Duration subtracted from the computed TTL to avoid serving near-expired tokens. Applies in both modes.
The defaultTarget on a provider applies to all requests routed to that provider. To request a different audience or scope set for a specific operation, add an exchange block under the matching operation in middleware.operations:
Activates this per-operation override. When false or absent, the provider’s defaultTarget is used.
audience
string
Audience requested for this operation’s exchanged token.
scopes
array of strings
Explicit scope list for this operation. When empty and enabled is true, scopes are inferred from the operation’s security: declaration; see Scope inference.
For MCP Gateway deployments, you can override the exchange target per primitive using middleware.mcpTools, middleware.mcpResources, or middleware.mcpPrompts:
The exchange block on a primitive has the same fields as the per-operation block. This lets you route different primitives to different downstream audiences within a single provider. For example, read tools to a read-only service and write tools to an elevated-privilege service.
When a per-operation or per-primitive exchange block has enabled: true but scopes is empty, Tyk infers the scope list from the operation’s or primitive’s security: declaration.
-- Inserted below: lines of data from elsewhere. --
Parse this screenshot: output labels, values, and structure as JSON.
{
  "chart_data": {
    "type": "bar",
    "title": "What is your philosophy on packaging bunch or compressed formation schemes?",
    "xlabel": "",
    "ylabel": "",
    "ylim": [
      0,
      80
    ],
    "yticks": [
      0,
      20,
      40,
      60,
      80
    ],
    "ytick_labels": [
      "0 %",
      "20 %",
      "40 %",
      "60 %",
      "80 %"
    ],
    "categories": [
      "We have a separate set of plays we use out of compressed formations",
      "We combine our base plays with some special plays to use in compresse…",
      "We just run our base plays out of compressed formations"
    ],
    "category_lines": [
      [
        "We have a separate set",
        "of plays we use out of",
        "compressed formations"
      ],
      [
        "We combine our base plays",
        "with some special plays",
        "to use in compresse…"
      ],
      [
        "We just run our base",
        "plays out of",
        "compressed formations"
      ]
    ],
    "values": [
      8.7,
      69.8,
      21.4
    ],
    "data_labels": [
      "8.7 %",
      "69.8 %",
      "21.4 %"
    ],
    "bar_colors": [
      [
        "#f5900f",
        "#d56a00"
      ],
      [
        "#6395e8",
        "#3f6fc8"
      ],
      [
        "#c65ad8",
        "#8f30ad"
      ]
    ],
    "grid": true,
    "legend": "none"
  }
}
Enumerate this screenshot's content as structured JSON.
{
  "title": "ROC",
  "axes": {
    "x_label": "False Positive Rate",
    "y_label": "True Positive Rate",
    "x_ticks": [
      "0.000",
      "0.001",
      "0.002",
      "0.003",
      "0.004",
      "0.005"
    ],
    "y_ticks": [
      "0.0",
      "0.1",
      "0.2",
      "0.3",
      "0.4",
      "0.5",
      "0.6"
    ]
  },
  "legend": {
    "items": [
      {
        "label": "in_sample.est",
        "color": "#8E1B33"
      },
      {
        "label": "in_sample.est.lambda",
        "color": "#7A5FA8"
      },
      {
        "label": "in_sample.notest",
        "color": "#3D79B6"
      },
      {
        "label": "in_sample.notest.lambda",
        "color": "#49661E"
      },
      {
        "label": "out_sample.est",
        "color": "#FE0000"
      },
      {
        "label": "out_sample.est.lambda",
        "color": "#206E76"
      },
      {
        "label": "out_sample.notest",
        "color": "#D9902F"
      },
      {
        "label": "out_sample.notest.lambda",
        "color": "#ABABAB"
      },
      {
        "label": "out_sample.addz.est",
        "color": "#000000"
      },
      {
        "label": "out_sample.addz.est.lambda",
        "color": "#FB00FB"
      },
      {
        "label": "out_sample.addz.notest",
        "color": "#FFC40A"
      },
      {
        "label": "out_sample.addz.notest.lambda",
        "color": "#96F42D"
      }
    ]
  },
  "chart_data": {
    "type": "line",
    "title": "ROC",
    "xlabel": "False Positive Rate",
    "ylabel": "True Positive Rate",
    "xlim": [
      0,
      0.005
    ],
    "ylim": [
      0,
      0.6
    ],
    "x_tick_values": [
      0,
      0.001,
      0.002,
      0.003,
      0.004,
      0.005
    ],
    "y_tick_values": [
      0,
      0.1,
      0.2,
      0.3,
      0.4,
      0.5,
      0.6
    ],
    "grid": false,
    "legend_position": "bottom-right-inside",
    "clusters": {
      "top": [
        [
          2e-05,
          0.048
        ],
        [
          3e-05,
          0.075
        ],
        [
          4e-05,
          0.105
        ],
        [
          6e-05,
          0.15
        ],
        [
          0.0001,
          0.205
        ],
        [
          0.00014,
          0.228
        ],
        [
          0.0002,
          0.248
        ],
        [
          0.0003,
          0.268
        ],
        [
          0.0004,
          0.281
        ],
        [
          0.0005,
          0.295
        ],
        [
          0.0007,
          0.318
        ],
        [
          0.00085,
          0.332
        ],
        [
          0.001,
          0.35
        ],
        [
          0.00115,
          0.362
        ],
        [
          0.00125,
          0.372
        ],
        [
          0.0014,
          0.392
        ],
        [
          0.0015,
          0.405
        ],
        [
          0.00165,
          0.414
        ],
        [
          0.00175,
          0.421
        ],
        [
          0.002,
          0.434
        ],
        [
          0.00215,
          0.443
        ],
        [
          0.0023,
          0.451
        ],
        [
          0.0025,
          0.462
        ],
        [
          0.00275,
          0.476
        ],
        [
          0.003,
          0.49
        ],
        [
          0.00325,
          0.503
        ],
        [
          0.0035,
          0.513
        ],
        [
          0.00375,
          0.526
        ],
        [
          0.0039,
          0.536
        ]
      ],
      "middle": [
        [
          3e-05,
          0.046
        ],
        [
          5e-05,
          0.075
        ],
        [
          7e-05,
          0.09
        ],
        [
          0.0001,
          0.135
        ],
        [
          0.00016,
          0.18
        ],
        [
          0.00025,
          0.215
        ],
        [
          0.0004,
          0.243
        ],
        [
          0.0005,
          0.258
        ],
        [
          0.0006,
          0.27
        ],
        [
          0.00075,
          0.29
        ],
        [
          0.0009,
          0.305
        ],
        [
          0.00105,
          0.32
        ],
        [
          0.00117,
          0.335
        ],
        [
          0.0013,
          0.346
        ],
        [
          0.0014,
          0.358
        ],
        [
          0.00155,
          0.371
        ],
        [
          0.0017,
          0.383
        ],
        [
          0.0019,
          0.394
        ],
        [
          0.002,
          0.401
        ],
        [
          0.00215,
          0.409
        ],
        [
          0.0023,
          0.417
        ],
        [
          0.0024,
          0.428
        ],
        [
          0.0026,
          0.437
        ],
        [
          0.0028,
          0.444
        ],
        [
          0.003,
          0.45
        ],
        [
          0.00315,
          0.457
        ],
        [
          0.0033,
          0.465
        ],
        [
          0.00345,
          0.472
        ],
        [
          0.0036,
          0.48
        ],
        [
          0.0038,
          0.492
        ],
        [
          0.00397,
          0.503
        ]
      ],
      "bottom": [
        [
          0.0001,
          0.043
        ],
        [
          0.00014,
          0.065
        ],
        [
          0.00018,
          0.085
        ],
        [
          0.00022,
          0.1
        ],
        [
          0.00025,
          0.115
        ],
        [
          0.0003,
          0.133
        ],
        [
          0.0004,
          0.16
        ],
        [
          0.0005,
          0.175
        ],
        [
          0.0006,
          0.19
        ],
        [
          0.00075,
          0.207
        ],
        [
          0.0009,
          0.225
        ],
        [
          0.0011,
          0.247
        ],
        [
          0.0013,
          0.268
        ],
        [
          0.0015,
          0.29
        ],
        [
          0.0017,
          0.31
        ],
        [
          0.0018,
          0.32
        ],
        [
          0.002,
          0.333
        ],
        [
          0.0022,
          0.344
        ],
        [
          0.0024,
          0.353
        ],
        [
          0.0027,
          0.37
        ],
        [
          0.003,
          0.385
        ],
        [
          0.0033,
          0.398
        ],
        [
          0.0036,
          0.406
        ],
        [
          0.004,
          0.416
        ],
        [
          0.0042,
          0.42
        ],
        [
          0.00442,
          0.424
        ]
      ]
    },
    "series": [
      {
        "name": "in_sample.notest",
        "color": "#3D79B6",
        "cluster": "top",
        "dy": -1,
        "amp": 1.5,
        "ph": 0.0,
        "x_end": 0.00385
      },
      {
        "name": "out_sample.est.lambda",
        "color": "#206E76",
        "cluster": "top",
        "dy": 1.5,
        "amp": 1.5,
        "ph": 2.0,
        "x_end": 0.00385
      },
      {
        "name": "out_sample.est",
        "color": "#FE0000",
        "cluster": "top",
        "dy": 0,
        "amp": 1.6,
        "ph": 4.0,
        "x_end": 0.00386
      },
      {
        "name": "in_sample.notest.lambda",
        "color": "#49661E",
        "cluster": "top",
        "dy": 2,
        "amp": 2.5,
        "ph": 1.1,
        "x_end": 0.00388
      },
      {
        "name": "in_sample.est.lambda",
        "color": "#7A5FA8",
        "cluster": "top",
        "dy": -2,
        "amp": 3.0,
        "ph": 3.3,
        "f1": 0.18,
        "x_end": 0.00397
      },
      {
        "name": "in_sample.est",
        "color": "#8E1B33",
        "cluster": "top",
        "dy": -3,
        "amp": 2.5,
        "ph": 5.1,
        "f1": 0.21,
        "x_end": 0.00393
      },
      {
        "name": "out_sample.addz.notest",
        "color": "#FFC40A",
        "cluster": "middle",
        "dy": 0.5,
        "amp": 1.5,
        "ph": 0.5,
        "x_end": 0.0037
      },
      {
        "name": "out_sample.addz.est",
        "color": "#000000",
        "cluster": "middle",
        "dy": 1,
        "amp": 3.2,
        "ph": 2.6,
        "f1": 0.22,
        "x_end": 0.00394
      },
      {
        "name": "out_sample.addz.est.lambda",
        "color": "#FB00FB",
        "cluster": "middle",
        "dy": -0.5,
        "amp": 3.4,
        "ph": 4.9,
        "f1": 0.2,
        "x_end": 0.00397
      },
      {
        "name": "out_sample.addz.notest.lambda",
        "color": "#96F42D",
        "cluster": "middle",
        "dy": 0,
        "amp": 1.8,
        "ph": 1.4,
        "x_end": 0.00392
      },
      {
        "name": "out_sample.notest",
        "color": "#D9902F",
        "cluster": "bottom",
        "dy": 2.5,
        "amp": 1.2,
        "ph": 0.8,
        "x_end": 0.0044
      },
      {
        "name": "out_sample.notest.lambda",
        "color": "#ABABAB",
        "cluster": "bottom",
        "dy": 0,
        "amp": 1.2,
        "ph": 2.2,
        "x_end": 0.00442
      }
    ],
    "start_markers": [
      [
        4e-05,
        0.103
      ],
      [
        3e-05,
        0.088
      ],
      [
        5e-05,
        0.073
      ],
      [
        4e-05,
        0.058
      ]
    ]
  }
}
The scopes required by the operation’s security requirements are sent as the requested scope to the authorization server, aligning the exchanged token’s scope with what the upstream is expected to require (RFC 8693 §4.5.5).If you prefer explicit control over the requested scopes, set scopes to a non-empty list.
Do not configure upstream.authentication.oauth alongside token exchange. Token exchange replaces the Authorization header with the exchanged token before the reverse proxy; it is the upstream credential. The upstream.authentication block is for a separate scenario where Tyk authenticates to the upstream using its own static credentials, independent of any inbound token. Configuring both will produce a conflict.